Mais il ne faut pas non plus se voiler la face. L’objectif des entreprises est et a toujours été de générer du profit et de développer de nouveaux produits générateurs d’envies. Un célèbre opérateur de paquebots de croisières en Arctique vient ainsi d’annoncer la construction d’un nouveau navire à l’horizon 2030. Un navire « zéro émission » équipé de voiles rétractables et d’un parc batteries de… 60 mégawatts. Batteries qui seront rechargées par des sources « d’énergies renouvelables » à chaque escale. Si on ne peut que se réjouir de voir des bateaux ne rejetant pas de CO2 dans des lieux aussi sensibles que la zone Arctique, faut-il pour autant se réjouir d’y voir de plus en plus de paquebots y naviguer ? 

La même question se pose avec les constructeurs de bateaux de plaisance qui se mettent, les uns après les autres, à la motorisation électrique. Motorisation qui n’a de sens que si on est capable de produire l’énergie nécessaire à bord. Et les voiliers (et à fortiori les bateaux à moteurs) d’aujourd’hui consomment beaucoup trop d’énergie pour se déplacer ou pour leur confort à bord pour que celle-ci puisse être générée directement avec de simples panneaux solaires, éoliennes ou hydroliennes. Si certains bateaux de grande croisière peuvent effectivement être autonomes en termes d’énergie, il s’agit avant tout de voiliers aux carènes modernes et sportives et capables de naviguer à la voile avec peu de vent… Et c’est loin d’être la majorité des bateaux sur le marché !
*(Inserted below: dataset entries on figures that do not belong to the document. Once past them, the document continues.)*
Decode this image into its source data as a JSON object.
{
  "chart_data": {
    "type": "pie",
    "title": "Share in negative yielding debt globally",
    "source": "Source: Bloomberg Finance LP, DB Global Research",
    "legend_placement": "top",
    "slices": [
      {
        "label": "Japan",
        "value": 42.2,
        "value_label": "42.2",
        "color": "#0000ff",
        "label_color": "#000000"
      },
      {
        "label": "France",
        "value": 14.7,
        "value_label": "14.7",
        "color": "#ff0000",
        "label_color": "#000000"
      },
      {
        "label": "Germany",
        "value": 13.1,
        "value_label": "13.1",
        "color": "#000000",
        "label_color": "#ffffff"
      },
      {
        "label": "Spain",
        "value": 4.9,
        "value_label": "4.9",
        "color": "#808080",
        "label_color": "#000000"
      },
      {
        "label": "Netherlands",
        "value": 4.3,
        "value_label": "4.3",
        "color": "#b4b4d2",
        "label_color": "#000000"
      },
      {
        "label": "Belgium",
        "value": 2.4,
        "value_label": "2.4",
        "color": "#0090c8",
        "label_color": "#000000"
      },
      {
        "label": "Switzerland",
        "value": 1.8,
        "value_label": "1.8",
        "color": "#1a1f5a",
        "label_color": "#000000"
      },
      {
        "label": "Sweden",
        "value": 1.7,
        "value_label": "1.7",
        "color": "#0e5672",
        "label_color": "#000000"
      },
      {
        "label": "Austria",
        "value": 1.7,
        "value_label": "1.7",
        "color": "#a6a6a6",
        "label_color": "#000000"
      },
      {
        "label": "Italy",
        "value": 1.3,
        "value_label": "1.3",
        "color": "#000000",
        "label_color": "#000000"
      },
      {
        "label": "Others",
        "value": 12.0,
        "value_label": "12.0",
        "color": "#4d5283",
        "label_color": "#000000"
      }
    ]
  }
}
La solution pour ces bateaux « électriques » consiste donc à les équiper d’un ou de plusieurs énormes générateurs (qui fonctionnent à l’énergie fossile) et d’un parc de batteries tout aussi gigantesque pour stocker suffisamment d’énergie.

Bref, on est très très loin du « zéro émission » promis dans les jolies brochures de publicité.

Aqua, super-yacht écolo fonctionnant à l'hydrogène
Voici Aqua, un super-yacht “ecolo” fonctionnant à l’hydrogène. Vous avez dit écologique ?

Quand le greenwashing annonce de vrais bouleversements

Les solutions techniques proposées aujourd’hui et encore plus celles que les architectes, bureaux d’études et chercheurs nous annoncent pour demain vont dans le bon sens. Il ne faut cependant pas être dupe : quand on vous propose un bateau ou une croisière « zéro émission », « durable », « bon·ne pour la planète » ou autre terminologie laissant à penser que l’acte de consommer (ce bateau ou cette croisière ou ce voyage) n’aura pas ou très peu d’impact sur notre planète est un leurre. C’est du pur marketing et l’objectif reste de vous vendre le produit en faisant croire qu’il est « vert », littéralement c’est du « greenwashing » (soit mettre en avant des arguments écologiques pour donner de l’entreprise ou du produit une image écoresponsable).

Bateaux de course qui volent sur l'eau. Luna Rossa
Les bateaux de courses d’aujourd’hui volent au-dessus de l’eau. C’est déjà le cas aussi pour des bateaux de transport de passagers. Un moyen efficace de consommer moins d’énergie… (Photo Carlo Borlenghi/Luna Rossa)

Mais le simple fait qu’aujourd’hui, on cherche à nous vendre des produits en utilisant des arguments écologiques montre que le logiciel a changé. On progresse et c’est tant mieux, car le dernier rapport du GIEC a – encore une fois – démontré l’urgence d’agir MAINTENANT pour éviter le pire.